Onderwijs in jeugdliteratuur heeft tot doel om de kinderen in aanraking te brengen met verschillende
literaire genres, hun literaire smaak te ontwikkelen en ze te laten genieten van het lezen van
jeugdmoeten (motiveren tot zelfstandig lezen). In plaats van ‘jeugdliteratuur’ kunnen ook begrippen
worden gebruikt, zoals belevend lezen, waarderend lezen of leesbevordering.
- Taalbeschouwing. Je wilt kinderen leren om te reflecteren op de taalvorm, de manier waarop je iets
verwoord en het gebruik van taal. Kinderen moeten regelmaat en bijzonderheden in taal ontdekken (bv.
persoonsvorm geeft altijd de tijd (vt of tt) aan in een zin). Een belangrijk onderdeel is grammatica.
- Spelling. Kinderen leren de meest voorkomende woorden correct te schrijven en de belangrijkste
spellingsregels toe te passen. Hanteren van regels voor interpunctie behoort ook tot spelling.
De verdeling in domeinen heeft vooral betrekking op het taalonderwijs aan kinderen vanaf groep 3. Taal is zo
complex dat het handig is om een onderverdeling te hanteren.

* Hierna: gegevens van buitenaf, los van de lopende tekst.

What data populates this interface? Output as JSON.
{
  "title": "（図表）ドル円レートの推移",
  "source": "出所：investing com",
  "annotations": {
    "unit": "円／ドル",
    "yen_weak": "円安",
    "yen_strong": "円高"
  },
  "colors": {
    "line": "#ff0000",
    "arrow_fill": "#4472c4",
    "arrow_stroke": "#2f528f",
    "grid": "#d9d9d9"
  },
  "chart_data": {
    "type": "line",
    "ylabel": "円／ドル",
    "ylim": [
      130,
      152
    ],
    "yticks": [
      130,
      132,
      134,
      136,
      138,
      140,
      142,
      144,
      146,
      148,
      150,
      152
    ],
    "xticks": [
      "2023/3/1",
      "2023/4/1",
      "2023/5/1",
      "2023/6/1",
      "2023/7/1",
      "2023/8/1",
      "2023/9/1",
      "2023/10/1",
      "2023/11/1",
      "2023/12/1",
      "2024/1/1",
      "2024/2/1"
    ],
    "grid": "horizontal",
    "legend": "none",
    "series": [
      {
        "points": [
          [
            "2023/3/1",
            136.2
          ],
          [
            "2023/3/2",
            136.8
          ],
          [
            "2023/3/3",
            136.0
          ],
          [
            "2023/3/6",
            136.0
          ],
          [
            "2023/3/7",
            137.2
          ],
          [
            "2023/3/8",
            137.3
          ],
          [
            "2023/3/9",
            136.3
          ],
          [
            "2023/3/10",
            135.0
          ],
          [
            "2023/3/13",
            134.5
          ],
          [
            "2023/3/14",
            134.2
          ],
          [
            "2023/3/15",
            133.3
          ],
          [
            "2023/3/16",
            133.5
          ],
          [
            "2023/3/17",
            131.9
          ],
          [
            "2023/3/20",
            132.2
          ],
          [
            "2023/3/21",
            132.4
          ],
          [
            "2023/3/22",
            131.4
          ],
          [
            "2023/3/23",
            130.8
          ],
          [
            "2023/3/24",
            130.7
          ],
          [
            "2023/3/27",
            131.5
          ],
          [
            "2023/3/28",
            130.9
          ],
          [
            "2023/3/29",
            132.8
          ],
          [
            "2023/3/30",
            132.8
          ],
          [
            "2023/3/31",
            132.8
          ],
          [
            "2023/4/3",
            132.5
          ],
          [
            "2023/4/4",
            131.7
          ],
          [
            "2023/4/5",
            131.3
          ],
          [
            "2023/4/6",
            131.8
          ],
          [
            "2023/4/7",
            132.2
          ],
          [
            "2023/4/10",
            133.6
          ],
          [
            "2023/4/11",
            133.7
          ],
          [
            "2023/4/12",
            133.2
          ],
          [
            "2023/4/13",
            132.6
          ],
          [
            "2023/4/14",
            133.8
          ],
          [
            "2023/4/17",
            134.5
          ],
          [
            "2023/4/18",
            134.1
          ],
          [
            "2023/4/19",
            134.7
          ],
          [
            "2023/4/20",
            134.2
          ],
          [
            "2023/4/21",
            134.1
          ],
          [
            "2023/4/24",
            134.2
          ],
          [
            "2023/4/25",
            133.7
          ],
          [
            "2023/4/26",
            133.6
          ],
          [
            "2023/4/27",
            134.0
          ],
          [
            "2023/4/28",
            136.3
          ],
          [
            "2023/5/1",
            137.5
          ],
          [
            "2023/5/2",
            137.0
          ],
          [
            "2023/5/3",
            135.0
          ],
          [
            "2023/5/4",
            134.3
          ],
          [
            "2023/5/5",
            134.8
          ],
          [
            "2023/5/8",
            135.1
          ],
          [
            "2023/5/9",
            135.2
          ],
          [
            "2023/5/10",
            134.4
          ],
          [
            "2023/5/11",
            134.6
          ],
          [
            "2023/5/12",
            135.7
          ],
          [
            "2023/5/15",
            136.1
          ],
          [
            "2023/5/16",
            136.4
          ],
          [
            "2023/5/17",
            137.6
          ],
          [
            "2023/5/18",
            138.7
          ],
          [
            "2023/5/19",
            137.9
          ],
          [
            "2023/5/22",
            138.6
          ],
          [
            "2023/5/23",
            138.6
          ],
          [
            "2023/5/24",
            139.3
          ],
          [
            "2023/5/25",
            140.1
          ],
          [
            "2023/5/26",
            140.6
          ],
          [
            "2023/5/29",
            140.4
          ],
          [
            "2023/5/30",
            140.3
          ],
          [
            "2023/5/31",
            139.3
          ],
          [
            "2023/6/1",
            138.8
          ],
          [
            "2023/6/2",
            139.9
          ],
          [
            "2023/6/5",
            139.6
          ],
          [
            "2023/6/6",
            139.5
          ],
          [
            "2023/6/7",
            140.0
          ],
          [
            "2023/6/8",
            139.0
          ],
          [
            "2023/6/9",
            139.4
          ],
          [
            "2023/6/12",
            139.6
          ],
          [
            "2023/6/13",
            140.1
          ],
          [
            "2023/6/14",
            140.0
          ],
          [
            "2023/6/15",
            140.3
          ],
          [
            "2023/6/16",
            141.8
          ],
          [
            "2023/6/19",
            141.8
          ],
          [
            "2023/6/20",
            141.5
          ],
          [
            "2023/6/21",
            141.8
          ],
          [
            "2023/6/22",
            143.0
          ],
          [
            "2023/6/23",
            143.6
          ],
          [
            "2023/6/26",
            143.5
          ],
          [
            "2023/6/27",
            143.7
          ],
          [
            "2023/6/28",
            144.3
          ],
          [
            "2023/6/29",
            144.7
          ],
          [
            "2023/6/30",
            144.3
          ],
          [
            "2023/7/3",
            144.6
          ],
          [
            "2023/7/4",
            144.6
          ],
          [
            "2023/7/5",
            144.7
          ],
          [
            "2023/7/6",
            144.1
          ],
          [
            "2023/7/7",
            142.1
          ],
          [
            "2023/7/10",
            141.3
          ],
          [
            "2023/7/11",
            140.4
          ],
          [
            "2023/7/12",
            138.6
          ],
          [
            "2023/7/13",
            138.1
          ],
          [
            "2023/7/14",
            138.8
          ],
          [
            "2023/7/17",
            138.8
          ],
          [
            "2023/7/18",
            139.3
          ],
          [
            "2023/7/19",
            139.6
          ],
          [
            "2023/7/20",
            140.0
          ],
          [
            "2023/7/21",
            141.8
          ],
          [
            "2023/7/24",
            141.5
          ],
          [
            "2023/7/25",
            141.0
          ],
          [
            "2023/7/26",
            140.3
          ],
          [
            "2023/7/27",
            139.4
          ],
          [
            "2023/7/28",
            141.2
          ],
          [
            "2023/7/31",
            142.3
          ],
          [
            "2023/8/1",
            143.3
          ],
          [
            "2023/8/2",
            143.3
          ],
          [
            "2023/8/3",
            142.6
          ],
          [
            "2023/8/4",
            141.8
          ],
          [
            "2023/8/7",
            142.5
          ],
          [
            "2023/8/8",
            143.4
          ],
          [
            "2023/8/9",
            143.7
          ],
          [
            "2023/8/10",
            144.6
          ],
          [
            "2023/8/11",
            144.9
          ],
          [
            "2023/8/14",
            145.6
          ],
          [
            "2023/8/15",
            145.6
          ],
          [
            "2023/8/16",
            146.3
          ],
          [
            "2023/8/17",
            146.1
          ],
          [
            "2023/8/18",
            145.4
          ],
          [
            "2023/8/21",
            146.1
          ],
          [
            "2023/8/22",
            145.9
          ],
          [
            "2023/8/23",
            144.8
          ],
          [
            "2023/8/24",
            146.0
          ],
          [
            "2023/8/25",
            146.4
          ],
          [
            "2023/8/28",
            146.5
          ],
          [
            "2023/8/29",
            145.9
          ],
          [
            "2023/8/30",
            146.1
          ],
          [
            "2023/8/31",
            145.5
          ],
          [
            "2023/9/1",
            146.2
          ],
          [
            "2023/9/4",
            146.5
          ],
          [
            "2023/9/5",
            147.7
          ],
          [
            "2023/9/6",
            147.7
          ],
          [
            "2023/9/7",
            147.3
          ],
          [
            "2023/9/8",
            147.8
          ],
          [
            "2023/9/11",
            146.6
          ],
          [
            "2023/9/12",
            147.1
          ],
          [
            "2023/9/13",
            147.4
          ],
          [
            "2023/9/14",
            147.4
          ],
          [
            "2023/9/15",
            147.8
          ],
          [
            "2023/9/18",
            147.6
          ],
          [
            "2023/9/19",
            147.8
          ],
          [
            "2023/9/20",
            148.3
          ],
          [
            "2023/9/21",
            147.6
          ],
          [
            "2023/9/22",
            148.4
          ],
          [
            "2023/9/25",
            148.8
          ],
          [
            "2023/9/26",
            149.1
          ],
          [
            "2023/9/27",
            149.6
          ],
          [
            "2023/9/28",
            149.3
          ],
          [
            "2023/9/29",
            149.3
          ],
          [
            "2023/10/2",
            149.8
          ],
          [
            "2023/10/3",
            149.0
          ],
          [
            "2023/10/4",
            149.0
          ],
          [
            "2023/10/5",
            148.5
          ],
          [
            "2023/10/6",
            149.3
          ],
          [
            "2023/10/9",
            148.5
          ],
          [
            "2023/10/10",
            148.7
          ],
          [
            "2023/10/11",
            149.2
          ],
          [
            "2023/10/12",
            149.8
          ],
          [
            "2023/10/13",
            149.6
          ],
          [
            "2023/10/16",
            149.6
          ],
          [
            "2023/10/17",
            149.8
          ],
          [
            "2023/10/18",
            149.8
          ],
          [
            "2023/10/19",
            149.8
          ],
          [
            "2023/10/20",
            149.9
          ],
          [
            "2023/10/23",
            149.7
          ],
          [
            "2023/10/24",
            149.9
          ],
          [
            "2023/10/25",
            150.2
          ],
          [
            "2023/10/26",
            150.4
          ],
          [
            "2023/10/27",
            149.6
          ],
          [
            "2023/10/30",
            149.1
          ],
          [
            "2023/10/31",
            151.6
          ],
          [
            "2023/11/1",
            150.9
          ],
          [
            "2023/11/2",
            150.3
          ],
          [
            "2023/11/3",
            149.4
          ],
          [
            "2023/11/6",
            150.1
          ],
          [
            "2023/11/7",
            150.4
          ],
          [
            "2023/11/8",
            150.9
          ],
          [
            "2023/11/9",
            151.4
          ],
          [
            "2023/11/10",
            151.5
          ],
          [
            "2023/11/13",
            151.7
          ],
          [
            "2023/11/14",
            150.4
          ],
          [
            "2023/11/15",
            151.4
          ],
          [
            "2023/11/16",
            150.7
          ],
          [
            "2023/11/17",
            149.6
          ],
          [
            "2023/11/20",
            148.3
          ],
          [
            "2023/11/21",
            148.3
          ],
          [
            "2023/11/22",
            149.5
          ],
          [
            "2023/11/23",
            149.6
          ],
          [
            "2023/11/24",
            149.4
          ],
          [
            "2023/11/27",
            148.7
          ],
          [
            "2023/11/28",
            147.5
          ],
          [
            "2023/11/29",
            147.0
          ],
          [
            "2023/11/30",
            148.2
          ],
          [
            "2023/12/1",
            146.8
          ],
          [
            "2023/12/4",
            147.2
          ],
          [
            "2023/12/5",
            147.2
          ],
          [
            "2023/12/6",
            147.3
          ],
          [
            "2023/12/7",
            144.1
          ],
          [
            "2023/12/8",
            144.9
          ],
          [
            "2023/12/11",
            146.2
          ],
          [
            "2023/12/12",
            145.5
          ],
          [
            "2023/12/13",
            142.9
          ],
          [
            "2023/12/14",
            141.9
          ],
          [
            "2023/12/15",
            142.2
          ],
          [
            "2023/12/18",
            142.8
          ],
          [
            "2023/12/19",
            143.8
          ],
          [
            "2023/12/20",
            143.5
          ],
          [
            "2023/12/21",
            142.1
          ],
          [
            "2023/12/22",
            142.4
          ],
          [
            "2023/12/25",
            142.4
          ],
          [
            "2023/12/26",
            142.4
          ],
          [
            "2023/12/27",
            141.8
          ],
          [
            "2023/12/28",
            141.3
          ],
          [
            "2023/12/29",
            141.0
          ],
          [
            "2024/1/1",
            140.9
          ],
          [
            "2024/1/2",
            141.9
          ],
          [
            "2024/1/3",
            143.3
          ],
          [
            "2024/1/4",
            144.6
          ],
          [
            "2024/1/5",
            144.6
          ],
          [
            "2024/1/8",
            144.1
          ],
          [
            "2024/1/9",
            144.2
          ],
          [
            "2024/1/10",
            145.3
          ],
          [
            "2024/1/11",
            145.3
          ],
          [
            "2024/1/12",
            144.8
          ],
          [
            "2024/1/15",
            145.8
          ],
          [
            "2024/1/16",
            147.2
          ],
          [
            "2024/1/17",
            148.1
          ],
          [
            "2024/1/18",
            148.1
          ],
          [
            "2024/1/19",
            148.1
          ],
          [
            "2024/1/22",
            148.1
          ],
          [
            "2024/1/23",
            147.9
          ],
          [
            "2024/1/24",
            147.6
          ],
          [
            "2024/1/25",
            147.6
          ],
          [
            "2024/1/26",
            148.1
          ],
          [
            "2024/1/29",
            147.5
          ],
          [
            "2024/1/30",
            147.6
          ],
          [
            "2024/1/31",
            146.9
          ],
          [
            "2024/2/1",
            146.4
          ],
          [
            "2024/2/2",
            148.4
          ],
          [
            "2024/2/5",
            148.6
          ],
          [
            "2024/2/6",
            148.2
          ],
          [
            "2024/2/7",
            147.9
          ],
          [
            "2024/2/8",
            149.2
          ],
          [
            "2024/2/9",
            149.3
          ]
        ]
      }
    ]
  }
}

Je houdt dan beter overzicht over wat je kinderen
moet leren en het is gemakkelijker om de leerstof goed gestructureerd aan te bieden en gerichte instructie te
geven op bepaalde onderdelen. Bij kleuters werk je voornamelijk aan de mondelinge taalvaardigheid. Hetgeen
dat je doet aan schriftelijke taalvaardigheid valt onder het domein beginnende geletterdheid.